Most real world dynamical systems are open systems, i.e. they are a superposition of an autonomous and an external driven part. Here one of the major difficulties is the lack of knowledge about the external drivers. As a remedy we propose recurrent error correction neural networks (ECNN). Such an ECNN incorporates the last measured model error as an addtional input. Hence, the learning can interpret the models misfit as the consequence of an external shock or the presence of unkown external influences. The error correction mechanism is designed as an architectural extension to a recurrent network (This is different to Kalman filtering).
A technical problem of finite unfolding in time is the initialization of the first internal recurrent state.

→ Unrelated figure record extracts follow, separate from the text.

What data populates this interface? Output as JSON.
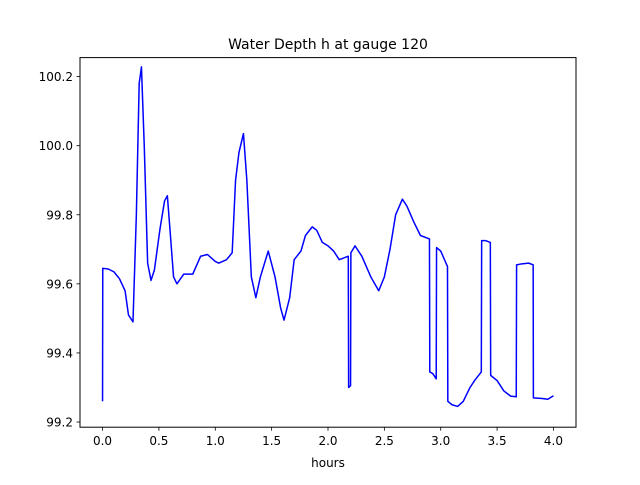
{
  "chart_data": {
    "type": "line",
    "title": "Water Depth h at gauge 120",
    "xlabel": "hours",
    "ylabel": "",
    "xlim": [
      -0.2,
      4.2
    ],
    "ylim": [
      99.185,
      100.255
    ],
    "grid": false,
    "xticks": [
      0.0,
      0.5,
      1.0,
      1.5,
      2.0,
      2.5,
      3.0,
      3.5,
      4.0
    ],
    "xtick_labels": [
      "0.0",
      "0.5",
      "1.0",
      "1.5",
      "2.0",
      "2.5",
      "3.0",
      "3.5",
      "4.0"
    ],
    "yticks": [
      99.2,
      99.4,
      99.6,
      99.8,
      100.0,
      100.2
    ],
    "ytick_labels": [
      "99.2",
      "99.4",
      "99.6",
      "99.8",
      "100.0",
      "100.2"
    ],
    "series": [
      {
        "color": "#0000ff",
        "points": [
          [
            0.0,
            99.26
          ],
          [
            0.002,
            99.645
          ],
          [
            0.05,
            99.643
          ],
          [
            0.1,
            99.635
          ],
          [
            0.15,
            99.615
          ],
          [
            0.2,
            99.58
          ],
          [
            0.23,
            99.51
          ],
          [
            0.27,
            99.49
          ],
          [
            0.3,
            99.8
          ],
          [
            0.325,
            100.18
          ],
          [
            0.345,
            100.228
          ],
          [
            0.37,
            100.0
          ],
          [
            0.4,
            99.66
          ],
          [
            0.43,
            99.61
          ],
          [
            0.46,
            99.64
          ],
          [
            0.51,
            99.76
          ],
          [
            0.55,
            99.84
          ],
          [
            0.575,
            99.855
          ],
          [
            0.6,
            99.75
          ],
          [
            0.63,
            99.62
          ],
          [
            0.66,
            99.6
          ],
          [
            0.72,
            99.628
          ],
          [
            0.8,
            99.628
          ],
          [
            0.87,
            99.68
          ],
          [
            0.93,
            99.685
          ],
          [
            1.0,
            99.665
          ],
          [
            1.03,
            99.66
          ],
          [
            1.1,
            99.67
          ],
          [
            1.15,
            99.69
          ],
          [
            1.18,
            99.9
          ],
          [
            1.21,
            99.98
          ],
          [
            1.25,
            100.035
          ],
          [
            1.28,
            99.9
          ],
          [
            1.32,
            99.62
          ],
          [
            1.36,
            99.56
          ],
          [
            1.4,
            99.62
          ],
          [
            1.47,
            99.695
          ],
          [
            1.53,
            99.62
          ],
          [
            1.58,
            99.53
          ],
          [
            1.61,
            99.495
          ],
          [
            1.66,
            99.56
          ],
          [
            1.7,
            99.67
          ],
          [
            1.76,
            99.695
          ],
          [
            1.8,
            99.74
          ],
          [
            1.86,
            99.765
          ],
          [
            1.9,
            99.755
          ],
          [
            1.95,
            99.72
          ],
          [
            2.0,
            99.71
          ],
          [
            2.05,
            99.695
          ],
          [
            2.1,
            99.67
          ],
          [
            2.18,
            99.68
          ],
          [
            2.183,
            99.3
          ],
          [
            2.2,
            99.305
          ],
          [
            2.203,
            99.69
          ],
          [
            2.24,
            99.71
          ],
          [
            2.3,
            99.68
          ],
          [
            2.38,
            99.62
          ],
          [
            2.45,
            99.58
          ],
          [
            2.5,
            99.62
          ],
          [
            2.55,
            99.7
          ],
          [
            2.6,
            99.8
          ],
          [
            2.66,
            99.845
          ],
          [
            2.7,
            99.825
          ],
          [
            2.76,
            99.78
          ],
          [
            2.82,
            99.74
          ],
          [
            2.9,
            99.73
          ],
          [
            2.903,
            99.345
          ],
          [
            2.93,
            99.34
          ],
          [
            2.96,
            99.325
          ],
          [
            2.963,
            99.705
          ],
          [
            3.0,
            99.695
          ],
          [
            3.06,
            99.65
          ],
          [
            3.063,
            99.26
          ],
          [
            3.1,
            99.25
          ],
          [
            3.15,
            99.245
          ],
          [
            3.2,
            99.26
          ],
          [
            3.26,
            99.3
          ],
          [
            3.3,
            99.32
          ],
          [
            3.36,
            99.345
          ],
          [
            3.363,
            99.725
          ],
          [
            3.4,
            99.725
          ],
          [
            3.44,
            99.72
          ],
          [
            3.443,
            99.335
          ],
          [
            3.5,
            99.32
          ],
          [
            3.56,
            99.29
          ],
          [
            3.62,
            99.275
          ],
          [
            3.67,
            99.273
          ],
          [
            3.673,
            99.655
          ],
          [
            3.72,
            99.658
          ],
          [
            3.78,
            99.66
          ],
          [
            3.82,
            99.655
          ],
          [
            3.822,
            99.27
          ],
          [
            3.9,
            99.268
          ],
          [
            3.95,
            99.266
          ],
          [
            4.0,
            99.276
          ]
        ]
      }
    ]
  }
}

Typically this is handled by the assumption that a misspecification of the initial state is vanishing in importance while the system is iterating. We introduce a new technique to desensitize the network form the arbitrariness of the state initialization.
Finally, we deal with the modeling of high-dimensional dynamical systems. One idea is to search for (time-)invariant manifolds containing the dynamics. Now the prediction of the complete system can be simplified by concentrating on the (lower dimensional) (time-)variant sub-structure. The complete dynamics can be reconstructed as a combination of the predicted variants and invariants. We describe a network architecture which combines the variance - invariance separation together with an ECNN.